Moises Naim, a former Venezuelan government official who is an analyst at the Carnegie Endowment for International Peace in Washington, called the announcement “basically a farewell speech.”

“He said goodbye to power,” Naim said. “It’s a statement full of resignation and appeals to God. There is no plan. The only talk of the future is that there will be elections, and he asks for people to vote for Maduro.”

Chavez’s departure from office would mark the end of a tumultuous rule in which the leftist former army officer harnessed Venezuela’s considerable oil wealth to shower the poor with social programs while engineering a sharp diplomatic shift away from the country’s historical ally, the United States.

Chavez’s government forged alliances with some of Washington’s most intransigent adversaries, including Cuba, Iran and Syrian President Bashar al-Assad.
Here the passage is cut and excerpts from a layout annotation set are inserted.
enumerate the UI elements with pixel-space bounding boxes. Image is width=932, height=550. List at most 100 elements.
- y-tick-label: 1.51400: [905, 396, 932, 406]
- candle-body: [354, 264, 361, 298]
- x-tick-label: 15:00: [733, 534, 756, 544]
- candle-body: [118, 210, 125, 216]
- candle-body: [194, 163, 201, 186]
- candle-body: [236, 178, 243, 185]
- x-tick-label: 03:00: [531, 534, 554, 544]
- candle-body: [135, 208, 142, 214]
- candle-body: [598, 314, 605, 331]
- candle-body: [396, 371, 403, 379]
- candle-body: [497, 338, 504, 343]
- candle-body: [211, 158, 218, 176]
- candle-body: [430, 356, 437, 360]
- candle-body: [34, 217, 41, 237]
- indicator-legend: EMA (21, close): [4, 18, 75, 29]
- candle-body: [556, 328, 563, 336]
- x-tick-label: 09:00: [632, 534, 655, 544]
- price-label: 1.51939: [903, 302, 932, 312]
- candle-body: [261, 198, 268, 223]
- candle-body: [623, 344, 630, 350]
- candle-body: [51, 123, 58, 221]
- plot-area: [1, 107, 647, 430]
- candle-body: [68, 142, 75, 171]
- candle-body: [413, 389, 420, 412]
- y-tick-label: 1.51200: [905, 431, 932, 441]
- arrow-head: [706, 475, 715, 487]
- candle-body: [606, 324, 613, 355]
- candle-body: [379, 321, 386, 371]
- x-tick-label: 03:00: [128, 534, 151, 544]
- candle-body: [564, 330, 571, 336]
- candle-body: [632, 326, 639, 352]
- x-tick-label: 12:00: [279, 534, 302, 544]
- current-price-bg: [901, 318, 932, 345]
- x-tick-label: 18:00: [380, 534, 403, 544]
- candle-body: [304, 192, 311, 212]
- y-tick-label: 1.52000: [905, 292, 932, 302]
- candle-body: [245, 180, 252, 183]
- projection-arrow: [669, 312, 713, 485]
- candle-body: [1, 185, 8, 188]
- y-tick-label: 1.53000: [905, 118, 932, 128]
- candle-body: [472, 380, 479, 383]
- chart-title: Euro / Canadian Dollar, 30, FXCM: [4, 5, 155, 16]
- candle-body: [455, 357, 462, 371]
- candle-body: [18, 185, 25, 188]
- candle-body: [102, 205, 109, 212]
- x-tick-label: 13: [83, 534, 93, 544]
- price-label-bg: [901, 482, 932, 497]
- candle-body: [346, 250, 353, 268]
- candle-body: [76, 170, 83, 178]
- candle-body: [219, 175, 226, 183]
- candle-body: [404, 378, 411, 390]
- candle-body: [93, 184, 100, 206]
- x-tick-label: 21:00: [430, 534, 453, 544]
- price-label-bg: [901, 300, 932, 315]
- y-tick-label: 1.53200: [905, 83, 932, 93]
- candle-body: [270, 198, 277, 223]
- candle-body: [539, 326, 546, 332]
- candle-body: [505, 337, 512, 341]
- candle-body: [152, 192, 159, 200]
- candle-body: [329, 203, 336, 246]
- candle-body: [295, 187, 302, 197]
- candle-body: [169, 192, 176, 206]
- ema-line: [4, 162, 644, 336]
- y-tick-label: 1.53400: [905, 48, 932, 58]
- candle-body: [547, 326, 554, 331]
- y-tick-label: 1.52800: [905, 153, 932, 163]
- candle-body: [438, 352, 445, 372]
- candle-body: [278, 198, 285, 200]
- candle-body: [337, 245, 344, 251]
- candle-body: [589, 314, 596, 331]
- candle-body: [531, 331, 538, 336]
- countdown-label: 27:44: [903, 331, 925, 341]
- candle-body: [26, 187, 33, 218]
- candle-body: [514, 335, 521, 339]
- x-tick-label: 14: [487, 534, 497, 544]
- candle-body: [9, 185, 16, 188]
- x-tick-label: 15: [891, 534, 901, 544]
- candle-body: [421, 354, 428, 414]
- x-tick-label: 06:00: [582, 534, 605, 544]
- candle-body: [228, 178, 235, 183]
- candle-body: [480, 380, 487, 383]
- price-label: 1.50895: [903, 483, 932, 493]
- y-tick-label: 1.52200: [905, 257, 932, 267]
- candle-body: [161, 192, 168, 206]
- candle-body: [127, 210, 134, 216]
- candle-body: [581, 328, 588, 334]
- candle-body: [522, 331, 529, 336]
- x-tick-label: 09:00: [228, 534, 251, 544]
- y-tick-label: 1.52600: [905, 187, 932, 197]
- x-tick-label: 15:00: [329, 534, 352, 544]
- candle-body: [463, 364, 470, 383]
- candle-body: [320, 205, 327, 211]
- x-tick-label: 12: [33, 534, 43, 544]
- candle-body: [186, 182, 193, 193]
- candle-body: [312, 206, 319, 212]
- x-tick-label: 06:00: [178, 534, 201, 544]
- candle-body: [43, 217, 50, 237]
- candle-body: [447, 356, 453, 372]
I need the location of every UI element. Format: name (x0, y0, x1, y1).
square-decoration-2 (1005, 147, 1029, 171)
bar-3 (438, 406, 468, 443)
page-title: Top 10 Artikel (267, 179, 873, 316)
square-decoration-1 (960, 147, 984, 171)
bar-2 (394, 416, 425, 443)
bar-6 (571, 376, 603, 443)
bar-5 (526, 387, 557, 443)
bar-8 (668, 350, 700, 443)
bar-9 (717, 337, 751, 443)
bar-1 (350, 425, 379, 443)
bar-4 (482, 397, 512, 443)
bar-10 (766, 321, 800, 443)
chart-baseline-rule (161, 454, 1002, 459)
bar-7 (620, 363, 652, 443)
He has used his lock on practically all levers of power, from the courts to the congress, to push forward the nationalization of hundreds of private companies and the seizure of wide swaths of farmland.

For Venezuela’s opposition, the possible scenarios that Chavez discussed in Saturday’s address amount to the first time the president has publicly acknowledged the severity of his illness and the impact it could have on the future of the country.

No one in the government is authorized to discuss Chavez’s medical condition except Chavez himself, who astonished his countrymen in June 2011 by telling them he had gone under the knife twice to remove a malignant growth. A third surgery followed in February.

Chavez has never disclosed what kind of cancer he has or where it is located. He has twice pronounced himself cured, without providing details.